Le CCOJB tient-il lui même une liste des paroles et des actes antisémites ?

Depuis que je suis président, je reçois tous les jours des mails de personnes qui se sentent blessées, indignées... L'un des derniers en date fait état du nouveau conseil d'administration du Vlaams Vredesinstituut (NDLR : Institut flamand pour la paix), où le lobby anti-israélien se renforce, et qui est chargé de distribuer l'argent de la Communauté flamande - environ 900 000 euros par an - aux organisations non gouvernementales émanant de la société civile. La présentation systématiquement négative d'Israël n'aide pas à faire reculer l'antisémitisme. Dans ma propre université, on laisse des groupuscules arabo-gauchistes installer des check-points figurant l'occupation israélienne sous le prétexte qu'une université doit être "ouverte sur le monde" [Simulacre de checkpoint israélien à l'ULB (et autres petits égarements) - photo ci-dessus]. En tout cas, c'est la réponse que j'avais reçue en 1973, pendant la guerre du Kippour, alors que mes amis et moi nous nous étions fait massacrer, au sens propre du terme, par le même genre de groupuscules qui tenaient déjà le haut du pavé
à l'ULB.

Mais n'y a-t-il pas un autre travail de prévention à faire que par le biais de cette importation indirecte du conflit israélo-palestinien ?

C'est aussi mon avis. Tout passe par l'éducation et la communication. J'avais pleuré lorsque j'avais lu dans Le Soir du 25 juin 2003 le récit de Thomas Gergely (NDLR : professeur de journalisme à l'ULB, ancien directeur de l'Institut d'étude du judaïsme) sur l'enterrement de sa mère.

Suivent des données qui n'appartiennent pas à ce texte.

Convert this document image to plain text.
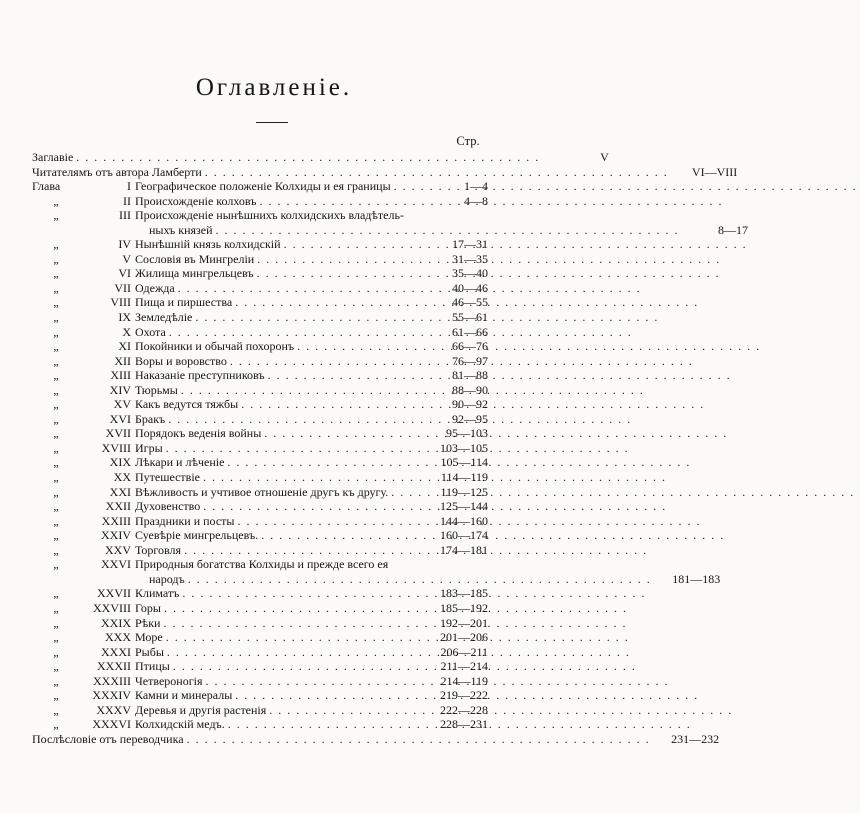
Оглавленіе.
Стр.
Заглавіе . . .	V
Читателямъ отъ автора Ламберти . . .	VI—VIII
Глава	I Географическое положеніе Колхиды и ея границы . . .	1—4
„	II Происхожденіе колховъ . . .	4—8
„	III Происхожденіе нынѣшнихъ колхидскихъ владѣтель-
ныхъ князей . . .	8—17
„	IV Нынѣшній князь колхидскій . . .	17—31
„	V Сословія въ Мингреліи . . .	31—35
„	VI Жилища мингрельцевъ . . .	35—40
„	VII Одежда . . .	40—46
„	VIII Пища и пиршества . . .	46—55
„	IX Земледѣліе . . .	55—61
„	X Охота . . .	61—66
„	XI Покойники и обычай похоронъ . . .	66—76
„	XII Воры и воровство . . .	76—97
„	XIII Наказаніе преступниковъ . . .	81—88
„	XIV Тюрьмы . . .	88—90
„	XV Какъ ведутся тяжбы . . .	90—92
„	XVI Бракъ . . .	92—95
„	XVII Порядокъ веденія войны . . .	95—103
„	XVIII Игры . . .	103—105
„	XIX Лѣкари и лѣченіе . . .	105—114
„	XX Путешествіе . . .	114—119
„	XXI Вѣжливость и учтивое отношеніе другъ къ другу. . . .	119—125
„	XXII Духовенство . . .	125—144
„	XXIII Праздники и посты . . .	144—160
„	XXIV Суевѣріе мингрельцевъ. . . .	160—174
„	XXV Торговля . . .	174—181
„	XXVI Природныя богатства Колхиды и прежде всего ея
народъ . . .	181—183
„	XXVII Климатъ . . .	183—185
„	XXVIII Горы . . .	185—192
„	XXIX Рѣки . . .	192—201
„	XXX Море . . .	201—206
„	XXXI Рыбы . . .	206—211
„	XXXII Птицы . . .	211—214
„	XXXIII Четвероногія . . .	214—119
„	XXXIV Камни и минералы . . .	219—222
„	XXXV Деревья и другія растенія . . .	222—228
„	XXXVI Колхидскій медъ. . . .	228—231
Послѣсловіе отъ переводчика . . .	231—232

Il écrivait comment sa mère qui était née sous les insultes antisémites dans sa Hongrie natale était morte aux cris de "Mort aux juifs !"
à Bruxelles, lorsque son corbillard, recouvert d'une étoile de David, était passé devant une école primaire fréquentée par des enfants maghrébins. J'ai des étudiants et des collègues marocains ou algériens qui, au CHU Saint-Pierre et à l'Institut Bordet, s'entendent parfaitement bien avec moi et continuent de me l'écrire, après être retournés dans leurs pays. Mais ce n'est pas ce que ressentent beaucoup de juifs au contact de la rue. Ce n'est pas normal qu'ils ne se sentent pas en sécurité, que toutes leurs fêtes ou cérémonies fassent l'objet d'une protection spéciale. Et ce qui est encore plus anormal, c'est le fait que tout le monde a l'air de trouver cela normal ! Je vais donc essayer que les écoles fassent un travail de sensibilisation : c'est par là que tout commence. A quoi sert-il de dire sur tous les tons : "Plus jamais ça !" si nous n'en tirons pas, concrètement, des leçons pour le présent ? L'ASBL L'Enfant caché est de moins en moins invitée à parler de la Shoah et des enfants juifs cachés pendant la guerre. L'humain doit reprendre ses droits.